Short selling is a financial operation that is performed when an asset price is expected to fall. In the cryptocurrency community, short selling involves borrowing a cryptocurrency, selling it, and buying it back when the price drops, earning a profit on the difference. The process involves choosing a platform that supports short selling, borrowing cryptocurrency, selling the borrowed cryptocurrency, paying back the borrowed cryptocurrency, and earning the difference. However, you need to pay attention to precautions such as liquidation, interest and market risks.
Short selling operation guide in the currency circle
Short selling definition
Short selling is a Financial operations performed when investors expect asset prices to fall.
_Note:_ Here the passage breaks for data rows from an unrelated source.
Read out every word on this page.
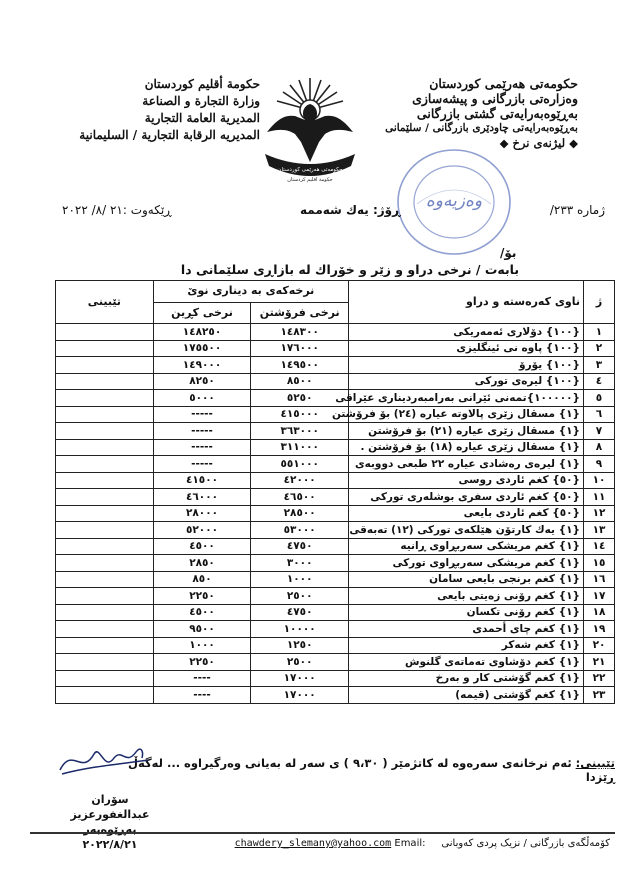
حکومەتی هەرێمی کوردستان
وەزارەتی بازرگانی و پیشەسازی
بەڕێوەبەرایەتی گشتی بازرگانی
بەڕێوەبەرایەتی چاودێری بازرگانی / سلێمانی
◆ لیژنەی نرخ ◆
حكومة أقليم كوردستان
وزارة التجارة و الصناعة
المديرية العامة التجارية
المديريه الرقابة التجارية / السليمانية
حكومەتی هەرێمی کوردستان
حكومة اقليم كردستان
وەزیەوە	ژمارە ٢٣٣/
ڕۆژ: یەك شەممە
ڕێكەوت :٢١ /٨/ ٢٠٢٢
بۆ/
بابەت / نرخی دراو و زێر و خۆراك لە بازاڕی سلێمانی دا
ژ	ناوی کەرەستە و دراو	نرخەکەی بە دیناری نوێ		تێبینی
		نرخی فرۆشتن	نرخی کڕین	
١	{١٠٠} دۆلاری ئەمەریکی	١٤٨٣٠٠	١٤٨٢٥٠	
٢	{١٠٠} پاوە نی ئینگلیزی	١٧٦٠٠٠	١٧٥٥٠٠	
٣	{١٠٠} یۆرۆ	١٤٩٥٠٠	١٤٩٠٠٠	
٤	{١٠٠} لیرەی تورکی	٨٥٠٠	٨٢٥٠	
٥	{١٠٠٠٠٠}تمەنی ئێرانی بەرامبەردیناری عێراقی	٥٢٥٠	٥٠٠٠	
٦	{١} مسقال زێری پالاوتە عیارە (٢٤) بۆ فرۆشتن	٤١٥٠٠٠	-----	
٧	{١} مسقال زێری عیارە (٢١) بۆ فرۆشتن	٣٦٣٠٠٠	-----	
٨	{١} مسقال زێری عیارە (١٨) بۆ فرۆشتن .	٣١١٠٠٠	-----	
٩	{١} لیرەی رەشادی عیارە ٢٢ طبعی دووبەی	٥٥١٠٠٠	-----	
١٠	{٥٠} کغم ئاردی روسی	٤٢٠٠٠	٤١٥٠٠	
١١	{٥٠} کغم ئاردی سفری بوشلەری تورکی	٤٦٥٠٠	٤٦٠٠٠	
١٢	{٥٠} کغم ئاردی بایعی	٢٨٥٠٠	٢٨٠٠٠	
١٣	{١} یەك کارتۆن هێلکەی تورکی (١٢) تەبەقی	٥٣٠٠٠	٥٢٠٠٠	
١٤	{١} کغم مریشکی سەربڕاوی ڕانیە	٤٧٥٠	٤٥٠٠	
١٥	{١} کغم مریشکی سەربڕاوی تورکی	٣٠٠٠	٢٨٥٠	
١٦	{١} کغم برنجی بایعی سامان	١٠٠٠	٨٥٠	
١٧	{١} کغم رۆنی زەیتی بایعی	٢٥٠٠	٢٢٥٠	
١٨	{١} کغم رۆنی تکسان	٤٧٥٠	٤٥٠٠	
١٩	{١} کغم چای أحمدی	١٠٠٠٠	٩٥٠٠	
٢٠	{١} کغم شەکر	١٢٥٠	١٠٠٠	
٢١	{١} کغم دۆشاوی تەماتەی گلنوش	٢٥٠٠	٢٢٥٠	
٢٢	{١} کغم گۆشتی کار و بەرخ	١٧٠٠٠	----	
٢٣	{١} کغم گۆشتی (قیمە)	١٧٠٠٠	----	
تێبینی: ئەم نرخانەی سەرەوە لە کاتژمێر ( ٩،٣٠ ) ی سەر لە بەیانی وەرگیراوە ... لەگەڵ ڕێزدا
سۆران عبدالغفورعزیز
بەڕێوەبەر
٢٠٢٢/٨/٢١	کۆمەڵگەی بازرگانی / نزیک پردی کەوبانی     chawdery_slemany@yahoo.com Email:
In the currency circle, short selling refers to borrowing a certain cryptocurrency and then selling it when the price drops, thereby earning a profit from the price difference.
Short selling operation method
1. Select a short selling platform
Select a cryptocurrency trading platform that supports short selling, such as Binance, Huobi or OKX.
2. Borrow Cryptocurrency
Borrow the cryptocurrency you want to short from other users on the selected platform and pay interest.
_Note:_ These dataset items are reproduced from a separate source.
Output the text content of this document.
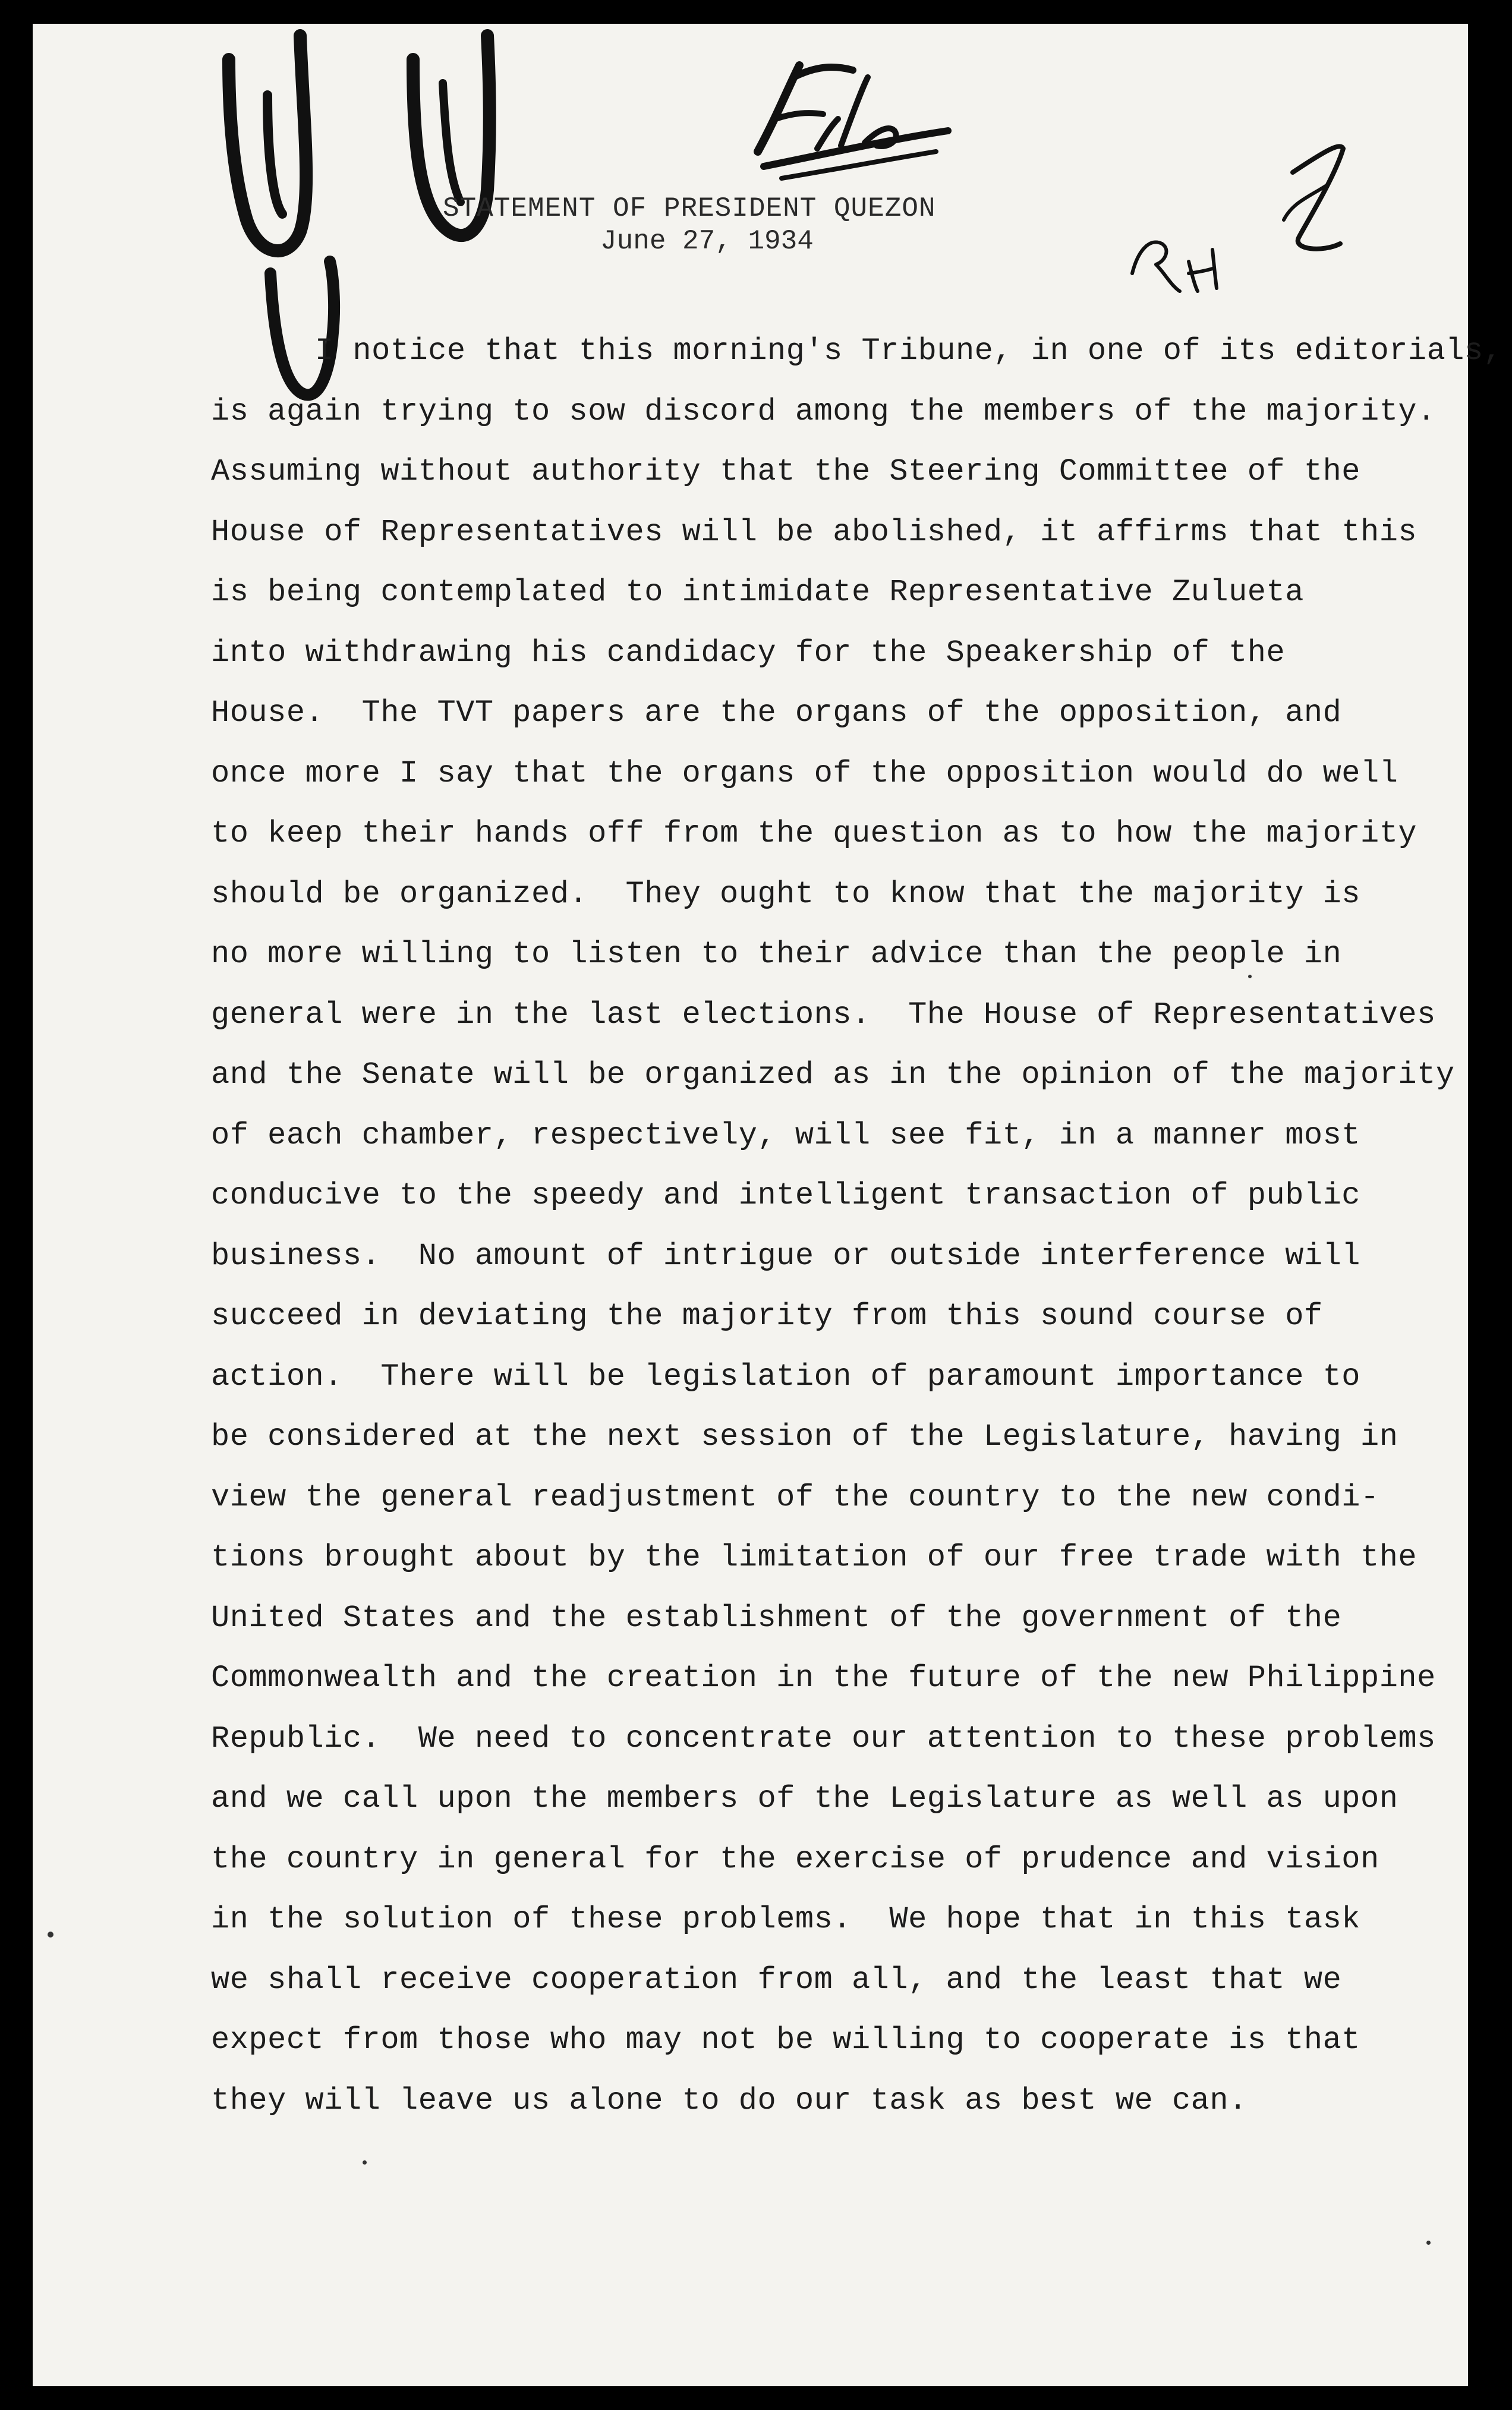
STATEMENT OF PRESIDENT QUEZON
June 27, 1934
I notice that this morning's Tribune, in one of its editorials,
is again trying to sow discord among the members of the majority.
Assuming without authority that the Steering Committee of the
House of Representatives will be abolished, it affirms that this
is being contemplated to intimidate Representative Zulueta
into withdrawing his candidacy for the Speakership of the
House.  The TVT papers are the organs of the opposition, and
once more I say that the organs of the opposition would do well
to keep their hands off from the question as to how the majority
should be organized.  They ought to know that the majority is
no more willing to listen to their advice than the people in
general were in the last elections.  The House of Representatives
and the Senate will be organized as in the opinion of the majority
of each chamber, respectively, will see fit, in a manner most
conducive to the speedy and intelligent transaction of public
business.  No amount of intrigue or outside interference will
succeed in deviating the majority from this sound course of
action.  There will be legislation of paramount importance to
be considered at the next session of the Legislature, having in
view the general readjustment of the country to the new condi-
tions brought about by the limitation of our free trade with the
United States and the establishment of the government of the
Commonwealth and the creation in the future of the new Philippine
Republic.  We need to concentrate our attention to these problems
and we call upon the members of the Legislature as well as upon
the country in general for the exercise of prudence and vision
in the solution of these problems.  We hope that in this task
we shall receive cooperation from all, and the least that we
expect from those who may not be willing to cooperate is that
they will leave us alone to do our task as best we can.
3. Sell the borrowed cryptocurrency
When the price of the cryptocurrency drops, sell the borrowed cryptocurrency and obtain fiat currency or other cryptocurrencies.
4. Repay Borrowed Cryptocurrency
Buy back the same amount of crypto you sold when cryptocurrency prices continue to fall or you believe the price has bottomed currency and is repaid to the borrower along with interest.
5. Earn the difference
If you sell the borrowed cryptocurrency for a lower price and buy it back for a higher price, you will earn Price difference income. This gain will offset the interest and other fees you pay.